Vale, for example, employs nearly 200,000 people around the world and has annual profits equivalent to nearly four times Mozambique’s state budget. It can recruit, train, and compensate employees to represent its interests on a scale far beyond what the government can do. Without Vale’s capacity for number crunching, Mozambique’s regulators lean on the companies they oversee for all manner of important data.

In 2011, the Mozambican government published an independent study of the country’s mining, oil, and gas industries. Conducted by a Ghanaian consulting company, Boas and Associates, the report was part of Mozambique’s application to the Extractive Industries Transparency Initiative, a World Bank-funded program designed to encourage an honest accounting of mining revenue and payments by participating countries and corporations alike. Mozambique’s candidacy was ultimately denied on the basis of its failure to publish what it earned from the companies involved, [but the report also noted a lack of qualified personnel in the agencies governing almost every aspect of the extraction of Mozambique’s natural resources]: licenses, prospecting, mining and drilling, sales, export.

According to the report, the [Mozambican government has no way of verifying the quality and quantity of minerals in the concessions it leases to private companies, and it depends on those companies for data on what is ultimately mined and exported]. Worse, the government has no system for monitoring global commodity prices or of tracking companies’ investment costs, which means it cannot independently verify a company’s profits.

Lesson? It’s not all corruption. It is also about the incentive structure that has resulted from government’s reliance on the word of profit-maximizing mining companies.

Improving government capacity to regulate resource sector operations is a key pillar of accountability and transparency that is currently missing from the discussion on how to manage Africa’s resources. It is easier to blame it all on thieving politicians and mining executives.

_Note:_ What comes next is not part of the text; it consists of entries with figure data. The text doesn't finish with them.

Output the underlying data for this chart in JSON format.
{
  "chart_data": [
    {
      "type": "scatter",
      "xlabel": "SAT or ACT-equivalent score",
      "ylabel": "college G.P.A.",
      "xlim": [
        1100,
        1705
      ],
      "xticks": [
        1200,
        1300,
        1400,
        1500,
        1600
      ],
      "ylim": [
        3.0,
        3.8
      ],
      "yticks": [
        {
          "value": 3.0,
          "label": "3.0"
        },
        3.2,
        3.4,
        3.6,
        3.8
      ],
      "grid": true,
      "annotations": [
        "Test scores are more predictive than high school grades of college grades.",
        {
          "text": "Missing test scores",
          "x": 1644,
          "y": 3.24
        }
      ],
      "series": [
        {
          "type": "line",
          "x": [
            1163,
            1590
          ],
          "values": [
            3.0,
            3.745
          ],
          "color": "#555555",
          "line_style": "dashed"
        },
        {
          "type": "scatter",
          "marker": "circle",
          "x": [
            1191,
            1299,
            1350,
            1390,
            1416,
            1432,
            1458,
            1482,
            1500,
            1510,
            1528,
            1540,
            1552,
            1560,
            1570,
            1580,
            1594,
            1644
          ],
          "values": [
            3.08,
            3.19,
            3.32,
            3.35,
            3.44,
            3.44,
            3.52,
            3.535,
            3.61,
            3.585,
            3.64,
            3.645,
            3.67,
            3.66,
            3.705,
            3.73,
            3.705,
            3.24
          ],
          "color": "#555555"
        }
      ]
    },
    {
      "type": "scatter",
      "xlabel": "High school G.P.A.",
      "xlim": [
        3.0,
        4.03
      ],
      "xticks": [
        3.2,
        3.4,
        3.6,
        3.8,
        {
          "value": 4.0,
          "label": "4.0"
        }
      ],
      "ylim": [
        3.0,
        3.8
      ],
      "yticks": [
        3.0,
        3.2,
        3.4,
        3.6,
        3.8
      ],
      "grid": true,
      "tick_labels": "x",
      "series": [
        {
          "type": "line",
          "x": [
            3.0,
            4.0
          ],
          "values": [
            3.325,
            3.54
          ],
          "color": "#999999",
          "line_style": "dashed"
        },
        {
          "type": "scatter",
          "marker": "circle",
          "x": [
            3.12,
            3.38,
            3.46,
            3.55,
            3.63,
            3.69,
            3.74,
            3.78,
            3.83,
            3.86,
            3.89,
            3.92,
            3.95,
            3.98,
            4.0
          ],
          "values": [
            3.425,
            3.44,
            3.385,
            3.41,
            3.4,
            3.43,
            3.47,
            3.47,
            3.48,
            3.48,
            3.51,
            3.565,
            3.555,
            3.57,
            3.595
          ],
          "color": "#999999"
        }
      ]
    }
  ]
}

Not all governments might find it useful to improve their technical capacity (it is easier for them to steal if the valuation of state assets remain uncertain) but I bet many African states, especially those with moderately democratic regimes, can be persuaded to boost their technical capacity, if not for anything then just to improve their bargaining position vis-a-vis mining companies. At a minimum, this would mean more money for their pockets, and perhaps also more money for roads, schools and hospitals.